Favorite Subject. One gay midnight a year ago, Zind was drinking champagne and schnapps in an Offenburg bar when a stranger strolled in, and Zind invited him over. The pair got along famously until 2 a.m., and then Zind began to discourse on his favorite subject: his hatred of Jews. "I ought to tell you," said Kurt Lieser, 47, the stranger, "that I spent the war in a concentration camp, and am Jewish." "What?" Zind exclaimed. "That means they forgot to gas you, too? The Nazis did not gas enough Jews." Two bar companions stepped in to prevent a fight, as Zind shouted: "And Israel--Israel should be removed like a carbuncle!"

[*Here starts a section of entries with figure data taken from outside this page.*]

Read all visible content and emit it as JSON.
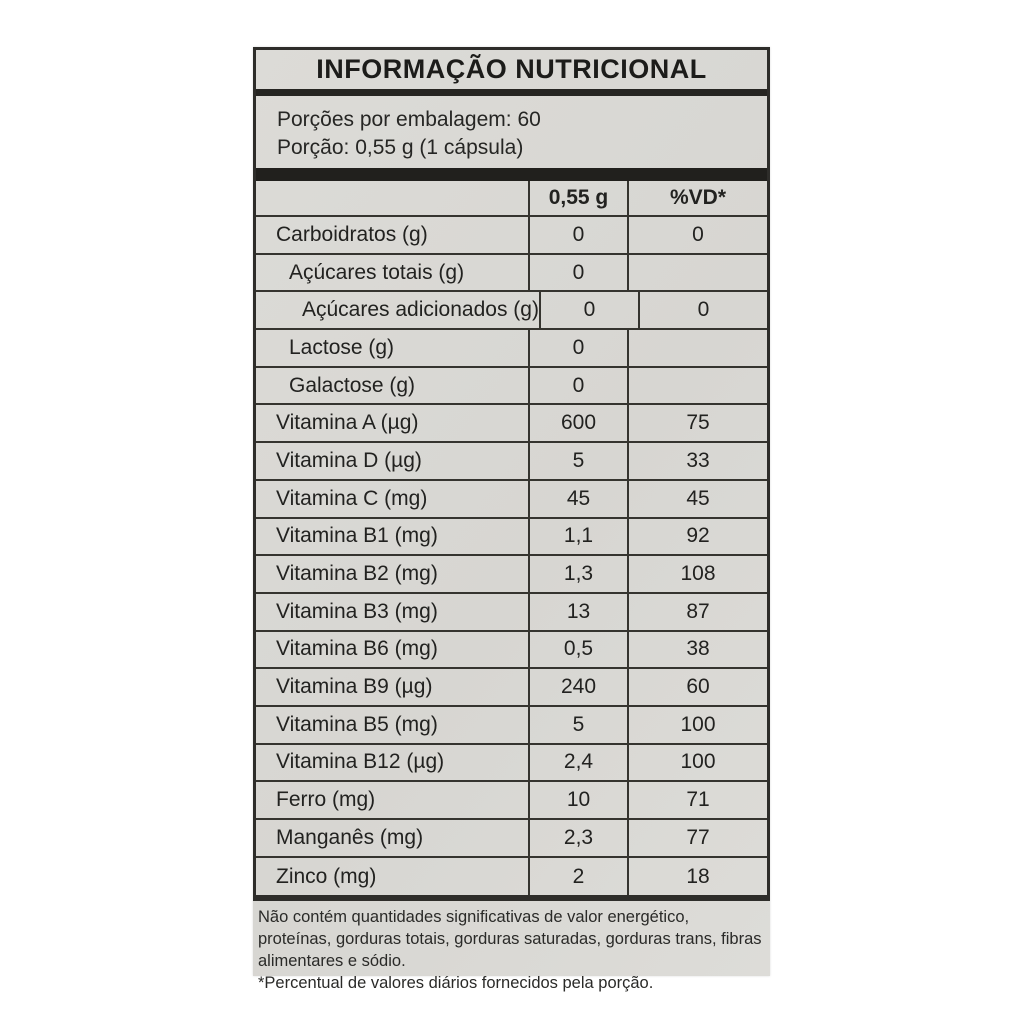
{
  "label": {
    "title": "INFORMAÇÃO NUTRICIONAL",
    "servings_per_package": "Porções por embalagem: 60",
    "serving_size": "Porção: 0,55 g (1 cápsula)",
    "table": {
      "columns": [
        "",
        "0,55 g",
        "%VD*"
      ],
      "rows": [
        {
          "name": "Carboidratos (g)",
          "amount": "0",
          "vd": "0",
          "indent": 0
        },
        {
          "name": "Açúcares totais (g)",
          "amount": "0",
          "vd": "",
          "indent": 1
        },
        {
          "name": "Açúcares adicionados (g)",
          "amount": "0",
          "vd": "0",
          "indent": 2
        },
        {
          "name": "Lactose (g)",
          "amount": "0",
          "vd": "",
          "indent": 1
        },
        {
          "name": "Galactose (g)",
          "amount": "0",
          "vd": "",
          "indent": 1
        },
        {
          "name": "Vitamina A (µg)",
          "amount": "600",
          "vd": "75",
          "indent": 0
        },
        {
          "name": "Vitamina D (µg)",
          "amount": "5",
          "vd": "33",
          "indent": 0
        },
        {
          "name": "Vitamina C (mg)",
          "amount": "45",
          "vd": "45",
          "indent": 0
        },
        {
          "name": "Vitamina B1 (mg)",
          "amount": "1,1",
          "vd": "92",
          "indent": 0
        },
        {
          "name": "Vitamina B2 (mg)",
          "amount": "1,3",
          "vd": "108",
          "indent": 0
        },
        {
          "name": "Vitamina B3 (mg)",
          "amount": "13",
          "vd": "87",
          "indent": 0
        },
        {
          "name": "Vitamina B6 (mg)",
          "amount": "0,5",
          "vd": "38",
          "indent": 0
        },
        {
          "name": "Vitamina B9 (µg)",
          "amount": "240",
          "vd": "60",
          "indent": 0
        },
        {
          "name": "Vitamina B5 (mg)",
          "amount": "5",
          "vd": "100",
          "indent": 0
        },
        {
          "name": "Vitamina B12 (µg)",
          "amount": "2,4",
          "vd": "100",
          "indent": 0
        },
        {
          "name": "Ferro (mg)",
          "amount": "10",
          "vd": "71",
          "indent": 0
        },
        {
          "name": "Manganês (mg)",
          "amount": "2,3",
          "vd": "77",
          "indent": 0
        },
        {
          "name": "Zinco (mg)",
          "amount": "2",
          "vd": "18",
          "indent": 0
        }
      ]
    },
    "footnotes": [
      "Não contém quantidades significativas de valor energético, proteínas, gorduras totais, gorduras saturadas, gorduras trans, fibras alimentares e sódio.",
      "*Percentual de valores diários fornecidos pela porção."
    ],
    "colors": {
      "label_background": "#d9d8d4",
      "border": "#2e2d2a",
      "text": "#222220"
    }
  }
}
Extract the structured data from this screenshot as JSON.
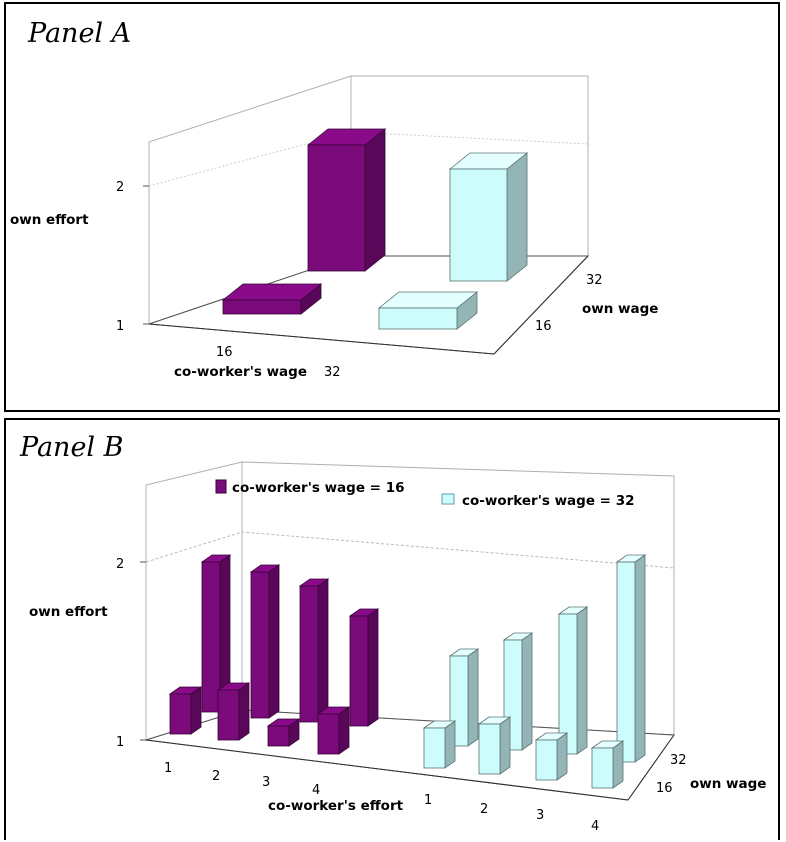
{
  "panels": [
    {
      "title": "Panel A",
      "chart_data": {
        "type": "bar",
        "style": "3d-column",
        "ylabel": "own effort",
        "y_ticks": [
          "1",
          "2"
        ],
        "y_range": [
          1,
          2.6
        ],
        "x_axis_label": "co-worker's wage",
        "x_categories": [
          "16",
          "32"
        ],
        "depth_axis_label": "own wage",
        "depth_categories": [
          "16",
          "32"
        ],
        "colors": {
          "16": "#7b0a7b",
          "32": "#ccfcfc"
        },
        "values": [
          {
            "coworker_wage": "16",
            "own_wage": "16",
            "own_effort": 1.1
          },
          {
            "coworker_wage": "16",
            "own_wage": "32",
            "own_effort": 1.9
          },
          {
            "coworker_wage": "32",
            "own_wage": "16",
            "own_effort": 1.15
          },
          {
            "coworker_wage": "32",
            "own_wage": "32",
            "own_effort": 1.8
          }
        ]
      }
    },
    {
      "title": "Panel B",
      "chart_data": {
        "type": "bar",
        "style": "3d-column",
        "ylabel": "own effort",
        "y_ticks": [
          "1",
          "2"
        ],
        "y_range": [
          1,
          2.6
        ],
        "x_axis_label": "co-worker's effort",
        "depth_axis_label": "own wage",
        "depth_categories": [
          "16",
          "32"
        ],
        "legend_position": "top",
        "series": [
          {
            "name": "co-worker's wage = 16",
            "color": "#7b0a7b",
            "x_categories": [
              "1",
              "2",
              "3",
              "4"
            ],
            "own_wage_16": [
              1.2,
              1.25,
              1.1,
              1.2
            ],
            "own_wage_32": [
              1.75,
              1.73,
              1.68,
              1.55
            ]
          },
          {
            "name": "co-worker's wage = 32",
            "color": "#ccfcfc",
            "x_categories": [
              "1",
              "2",
              "3",
              "4"
            ],
            "own_wage_16": [
              1.2,
              1.25,
              1.2,
              1.2
            ],
            "own_wage_32": [
              1.45,
              1.55,
              1.7,
              2.0
            ]
          }
        ]
      }
    }
  ]
}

Lieser protested to the state government of Baden-Wuerttemberg. Nothing happened. When he pressed his case, officials, hoping to hush up the matter, tried to arrange a reconciliation between Lieser and Zind. But instead of apologizing, Zind snapped: "I would rather clean the streets than crawl to a Jew."
One Man's Words. In December West Germany's weekly Der Spiegel took up the story. One hundred thousand members of the teachers' association demanded that Teacher Zind be brought to trial; the Baden-Wuerttemberg parliament belatedly investigated and was told that Zind had aired similar opinions in the classroom.
Suspended from his job, Zind went on trial last week, accused under ancient statutes prohibiting public approval of crimes or slandering the memory of the dead. In the dock Zind denied nothing, and arrogantly announced that if Germany did not want him, a teaching job awaited him in Egypt. After three days of testimony and six hours of deliberation, the three judges and two lay jurors brought in their verdict: guilty; one year in jail. "Zind's words rip open the old, barely healed wounds of the German people," declared Presiding Judge Johannes Eckert. "What thousands have tried to repair, one man with such words can destroy." But as Ludwig Zind walked out of the courtroom, where the audience had been plainly on his side, women wept at the verdict and men reached out to shake his hand.